A Difference of 15 Degrees

Did I happen to mention that our lives are very unpredictable?!? This theory proves to be true once again. In Jeremy's quest to find a new job after graduating he put in application all over the place. Mostly focusing on Utah and Arizona, but a few in Texas, Colorado and Wyoming. I course, was sure I wouldn't be going to most of those places, but still he applies where ever he found a job that sounded intriguing. To find a job in the construction industry is pretty rough right now especially since building is down and there have been quite a few companies lay people off causing the field to be over saturated with qualified people. So, after many resume submissions and a few phone interviews (from Texas) that didn't seem too promising he finally got a call from a company looking to expand down to St. George asking him to interview.

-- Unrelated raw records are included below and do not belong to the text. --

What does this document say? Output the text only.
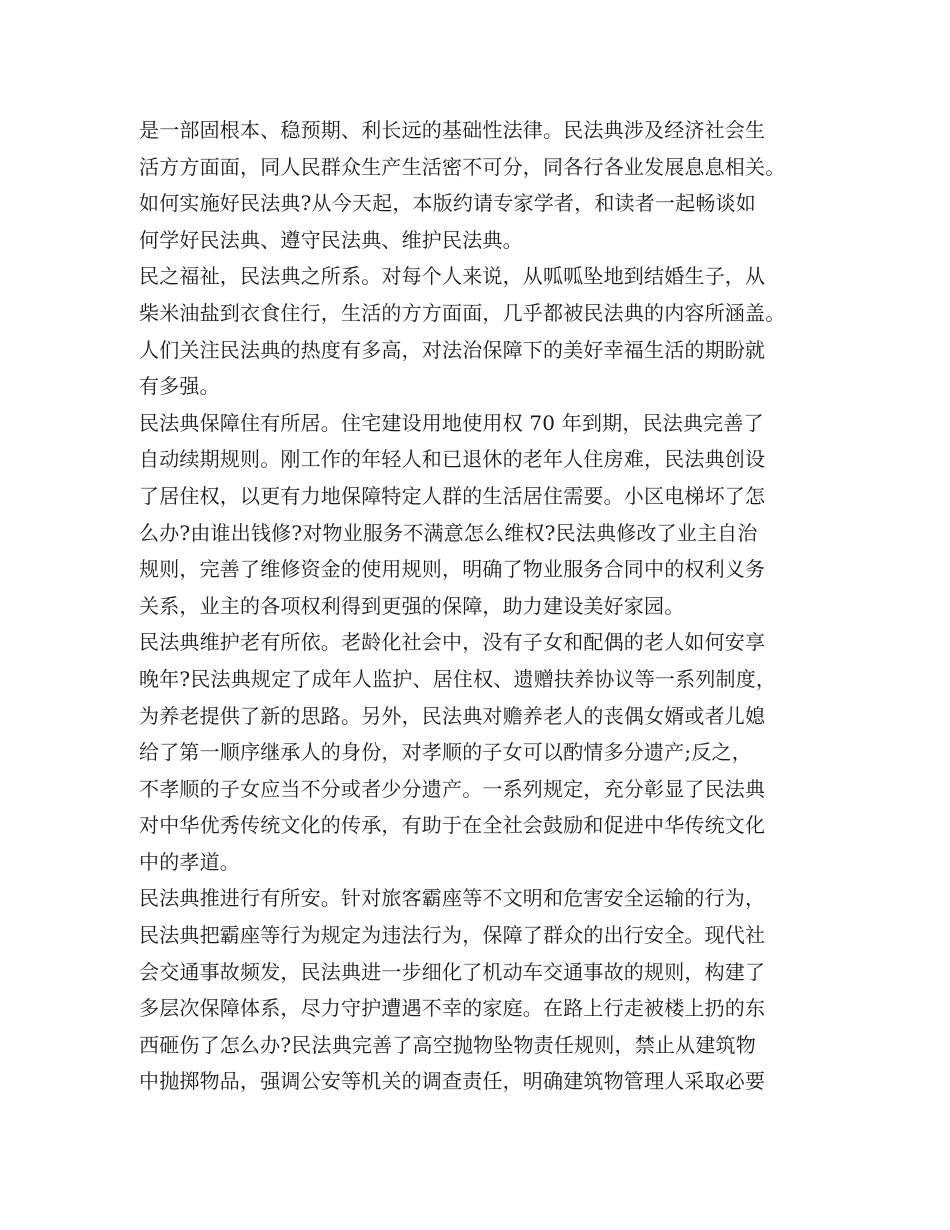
是一部固根本、稳预期、利长远的基础性法律。民法典涉及经济社会生
活方方面面，同人民群众生产生活密不可分，同各行各业发展息息相关。
如何实施好民法典?从今天起，本版约请专家学者，和读者一起畅谈如
何学好民法典、遵守民法典、维护民法典。
民之福祉，民法典之所系。对每个人来说，从呱呱坠地到结婚生子，从
柴米油盐到衣食住行，生活的方方面面，几乎都被民法典的内容所涵盖。
人们关注民法典的热度有多高，对法治保障下的美好幸福生活的期盼就
有多强。
民法典保障住有所居。住宅建设用地使用权 70 年到期，民法典完善了
自动续期规则。刚工作的年轻人和已退休的老年人住房难，民法典创设
了居住权，以更有力地保障特定人群的生活居住需要。小区电梯坏了怎
么办?由谁出钱修?对物业服务不满意怎么维权?民法典修改了业主自治
规则，完善了维修资金的使用规则，明确了物业服务合同中的权利义务
关系，业主的各项权利得到更强的保障，助力建设美好家园。
民法典维护老有所依。老龄化社会中，没有子女和配偶的老人如何安享
晚年?民法典规定了成年人监护、居住权、遗赠扶养协议等一系列制度，
为养老提供了新的思路。另外，民法典对赡养老人的丧偶女婿或者儿媳
给了第一顺序继承人的身份，对孝顺的子女可以酌情多分遗产;反之，
不孝顺的子女应当不分或者少分遗产。一系列规定，充分彰显了民法典
对中华优秀传统文化的传承，有助于在全社会鼓励和促进中华传统文化
中的孝道。
民法典推进行有所安。针对旅客霸座等不文明和危害安全运输的行为，
民法典把霸座等行为规定为违法行为，保障了群众的出行安全。现代社
会交通事故频发，民法典进一步细化了机动车交通事故的规则，构建了
多层次保障体系，尽力守护遭遇不幸的家庭。在路上行走被楼上扔的东
西砸伤了怎么办?民法典完善了高空抛物坠物责任规则，禁止从建筑物
中抛掷物品，强调公安等机关的调查责任，明确建筑物管理人采取必要
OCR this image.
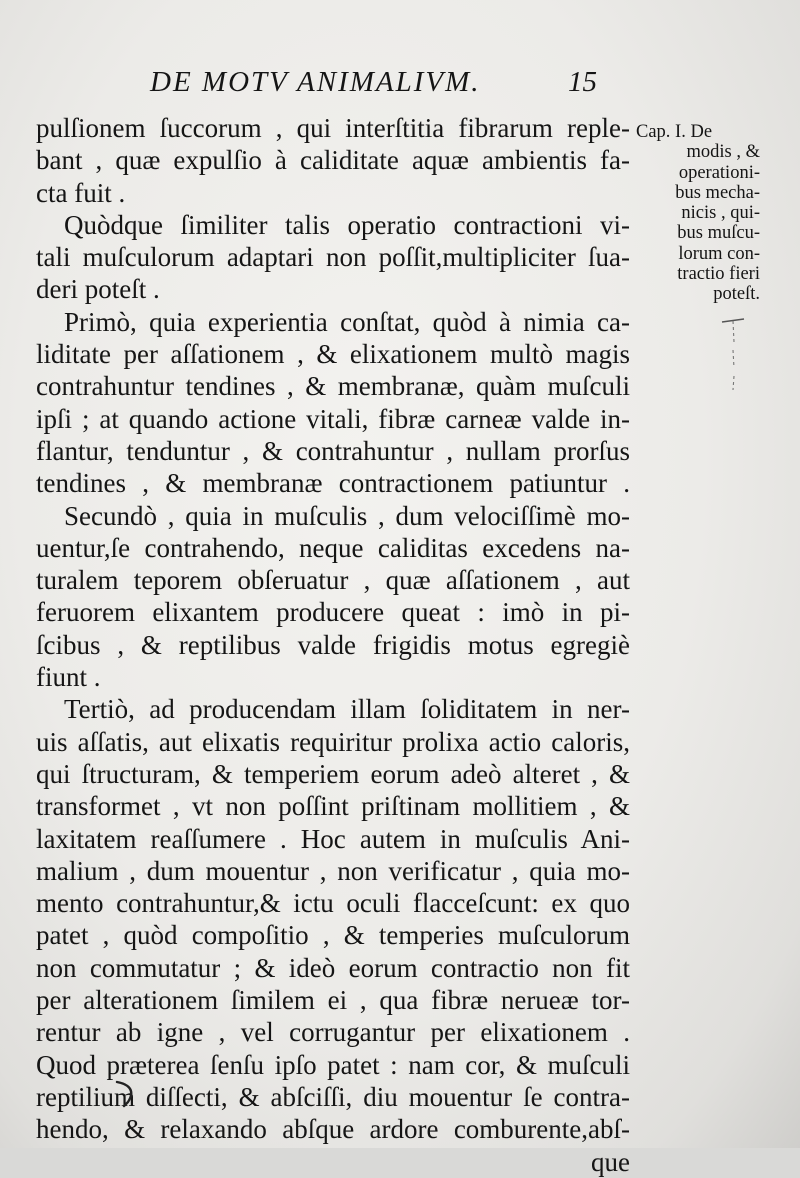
DE MOTV ANIMALIVM.	15
pulſionem ſuccorum , qui interſtitia fibrarum reple-
bant , quæ expulſio à caliditate aquæ ambientis fa-
cta fuit .
Quòdque ſimiliter talis operatio contractioni vi-
tali muſculorum adaptari non poſſit,multipliciter ſua-
deri poteſt .
Primò, quia experientia conſtat, quòd à nimia ca-
liditate per aſſationem , & elixationem multò magis
contrahuntur tendines , & membranæ, quàm muſculi
ipſi ; at quando actione vitali, fibræ carneæ valde in-
flantur, tenduntur , & contrahuntur , nullam prorſus
tendines , & membranæ contractionem patiuntur .
Secundò , quia in muſculis , dum velociſſimè mo-
uentur,ſe contrahendo, neque caliditas excedens na-
turalem teporem obſeruatur , quæ aſſationem , aut
feruorem elixantem producere queat : imò in pi-
ſcibus , & reptilibus valde frigidis motus egregiè
fiunt .
Tertiò, ad producendam illam ſoliditatem in ner-
uis aſſatis, aut elixatis requiritur prolixa actio caloris,
qui ſtructuram, & temperiem eorum adeò alteret , &
transformet , vt non poſſint priſtinam mollitiem , &
laxitatem reaſſumere . Hoc autem in muſculis Ani-
malium , dum mouentur , non verificatur , quia mo-
mento contrahuntur,& ictu oculi flacceſcunt: ex quo
patet , quòd compoſitio , & temperies muſculorum
non commutatur ; & ideò eorum contractio non fit
per alterationem ſimilem ei , qua fibræ nerueæ tor-
rentur ab igne , vel corrugantur per elixationem .
Quod præterea ſenſu ipſo patet : nam cor, & muſculi
reptilium diſſecti, & abſciſſi, diu mouentur ſe contra-
hendo, & relaxando abſque ardore comburente,abſ-
que
Cap. I. De
modis , &
operationi-
bus mecha-
nicis , qui-
bus muſcu-
lorum con-
tractio fieri
poteſt.
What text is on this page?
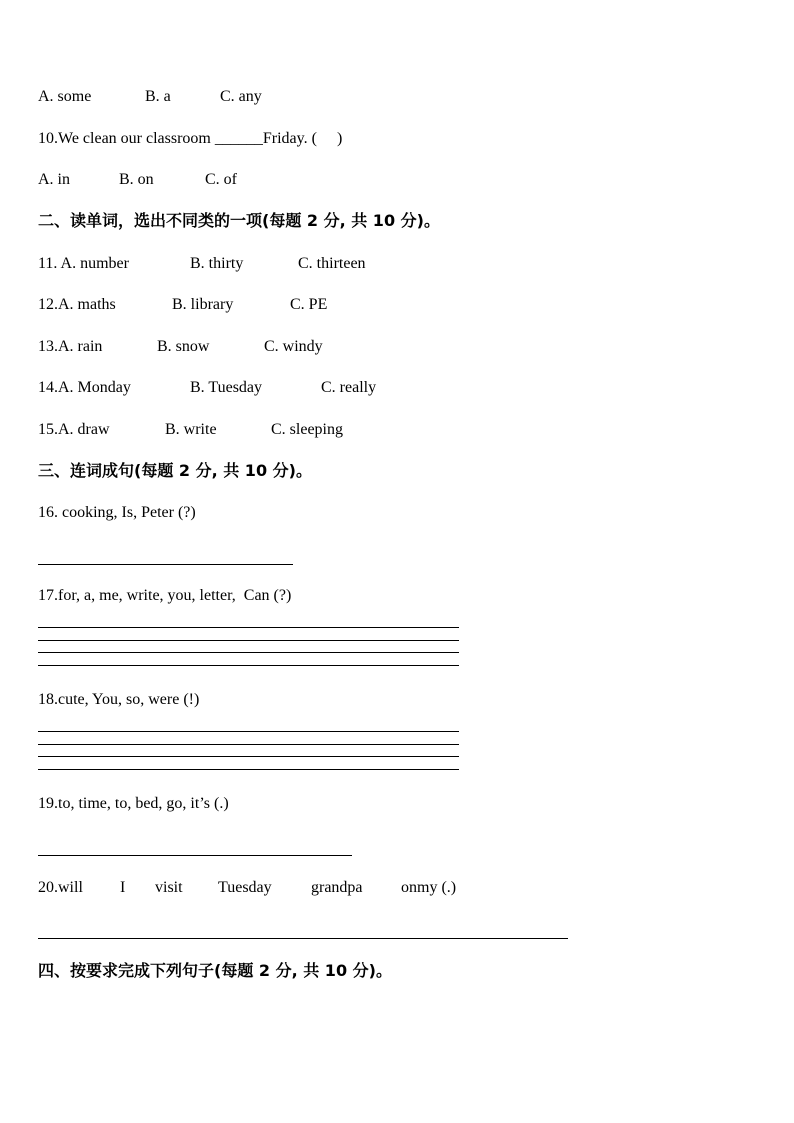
A. some

	B. a

	C. any

10.We clean our classroom ______Friday. (     )

A. in

	B. on

	C. of

二、读单词，选出不同类的一项(每题 2 分, 共 10 分)。

11. A. number

	B. thirty

	C. thirteen

12.A. maths

	B. library

	C. PE

13.A. rain

	B. snow

	C. windy

14.A. Monday

	B. Tuesday

	C. really

15.A. draw

	B. write

	C. sleeping

三、连词成句(每题 2 分, 共 10 分)。
16. cooking, Is, Peter (?)
17.for, a, me, write, you, letter,  Can (?)
18.cute, You, so, were (!)
19.to, time, to, bed, go, it’s (.)

20.will

I

visit

Tuesday

grandpa

onmy (.)

四、按要求完成下列句子(每题 2 分, 共 10 分)。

Maybe I should let you know what our plans were at this point. We had our house under contract thinking it would actually sale, and Jeremy said he would try out Arizona. He didn't have a job there yet, but we thought maybe it would help to actually be there and he could network a little bit and get to know people. We would stay with my parents for a little while and then if things worked out we were maybe going to live in the Aunt and Uncle's house when they leave on their missions this summer. Perfect!! Perfect plan, it was going to be great. I was so excited. Finally a chance to live in AZ. Something I have been hoping for for a looong time. It was so close I could taste it.

Anyways, so Jeremy gets a chance to interview in St. George, and I am a little bit sick about it. I knew it was good because it was a job interview and who knows maybe it would be great for him, but secretly I was hoping it really wouldn't work out and our plan could continue forward. The very next day after the interview the guy calls him and asks if he wouldn't mind going up to Salt Lake to interview with the people up there. Now I am really getting worried. This may really happen. I can feel Arizona slipping through my fingers. I kept asking myself "Why is this happening now?" We had already made up our minds. Jeremy knew I was dying. He knew I was having a hard time. He just about cancelled the interview in SLC, but we both knew he shouldn't do that.

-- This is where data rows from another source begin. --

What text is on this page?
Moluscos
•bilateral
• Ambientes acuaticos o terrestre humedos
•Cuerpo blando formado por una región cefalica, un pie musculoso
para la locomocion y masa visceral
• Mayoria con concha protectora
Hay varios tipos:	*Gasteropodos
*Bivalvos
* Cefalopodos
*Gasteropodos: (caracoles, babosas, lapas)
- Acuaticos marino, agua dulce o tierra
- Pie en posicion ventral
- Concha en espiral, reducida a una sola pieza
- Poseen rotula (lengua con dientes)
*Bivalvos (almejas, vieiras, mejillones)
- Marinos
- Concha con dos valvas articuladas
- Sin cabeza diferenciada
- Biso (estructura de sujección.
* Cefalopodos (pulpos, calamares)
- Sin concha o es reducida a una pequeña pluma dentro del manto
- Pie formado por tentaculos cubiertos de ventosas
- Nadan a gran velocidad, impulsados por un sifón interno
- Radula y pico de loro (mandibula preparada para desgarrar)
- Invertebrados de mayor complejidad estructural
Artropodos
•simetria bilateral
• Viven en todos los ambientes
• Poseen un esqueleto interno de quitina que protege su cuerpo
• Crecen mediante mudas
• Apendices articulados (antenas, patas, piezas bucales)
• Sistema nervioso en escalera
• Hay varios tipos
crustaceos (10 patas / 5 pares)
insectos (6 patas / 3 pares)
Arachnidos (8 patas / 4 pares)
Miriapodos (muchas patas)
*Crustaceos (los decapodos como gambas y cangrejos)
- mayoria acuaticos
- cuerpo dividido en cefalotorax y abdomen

    He went up to the interview and did great. (They may make him shave his goatee…sad!) He really likes the company and thinks he will really enjoy the work he would do. Again I was secretly hoping he was going to be late for the meeting or something bad was going to happen, but of course it didn't.

    Well, another week has gone by and on Friday he was offered the job. During that week I have gone through a million emotions. I started out kicking and screaming not wanting anything to do with it; to finally realizing that it could be a really great thing for us. St. George is a nice place that will still keep us close to family, but also give us the chance to be our own little family.

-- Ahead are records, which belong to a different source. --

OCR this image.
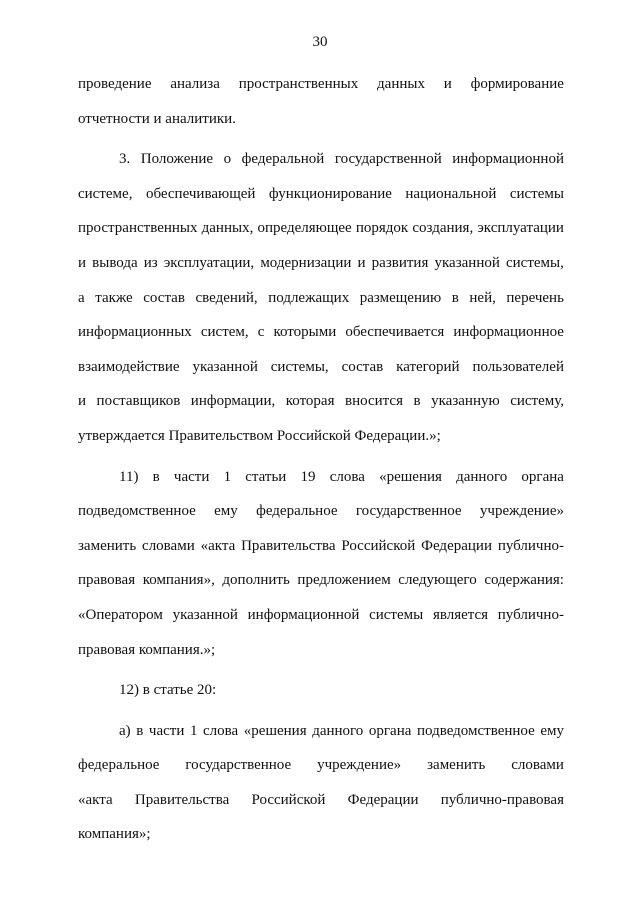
30
проведение анализа пространственных данных и формирование
отчетности и аналитики.
3. Положение о федеральной государственной информационной
системе, обеспечивающей функционирование национальной системы
пространственных данных, определяющее порядок создания, эксплуатации
и вывода из эксплуатации, модернизации и развития указанной системы,
а также состав сведений, подлежащих размещению в ней, перечень
информационных систем, с которыми обеспечивается информационное
взаимодействие указанной системы, состав категорий пользователей
и поставщиков информации, которая вносится в указанную систему,
утверждается Правительством Российской Федерации.»;
11) в части 1 статьи 19 слова «решения данного органа
подведомственное ему федеральное государственное учреждение»
заменить словами «акта Правительства Российской Федерации публично-
правовая компания», дополнить предложением следующего содержания:
«Оператором указанной информационной системы является публично-
правовая компания.»;
12) в статье 20:
а) в части 1 слова «решения данного органа подведомственное ему
федеральное государственное учреждение» заменить словами
«акта Правительства Российской Федерации публично-правовая
компания»;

    So, I guess to sum up this long story Jeremy starts his new job on March 31. In the mean time hopefully we can get our house sold and find a new place to live down there. It won't quite be like Arizona. I think there is a difference of 15 degrees in the weather, but as my dad put it maybe this will make Jeremy a little more accustom to the heat and eventually we can work our way down there.

3 comments:

Brittney said...

Oh Ange, my heart goes out to you. We have been there. YOu are already ahead of me though. You trust the Lord so much and make the best of it. But one good thing about it, being with just our family brought us a lot closer together. With out any influence at all, even postive, from extended family made us rely on each other more than ever. It will just make your little family stronger.
Tell Jeremy we're so happy he found a job. It is a rough market out there and it just goes to show how talented he is.
Jeez, I miss you so much. You would think keeping up this way would help but I think it just makes me miss you more.

Jeff & Liberty said...

Congrats on finding a job! What a time you guys have had.

...St. George sounds nice...there may be a chance I end up in South Dakota! Yikes!

Millie Killpack said...

Crazy changes, ups and downs. I'm proud of Jeremy, and I'm proud of you for being open. Good luck.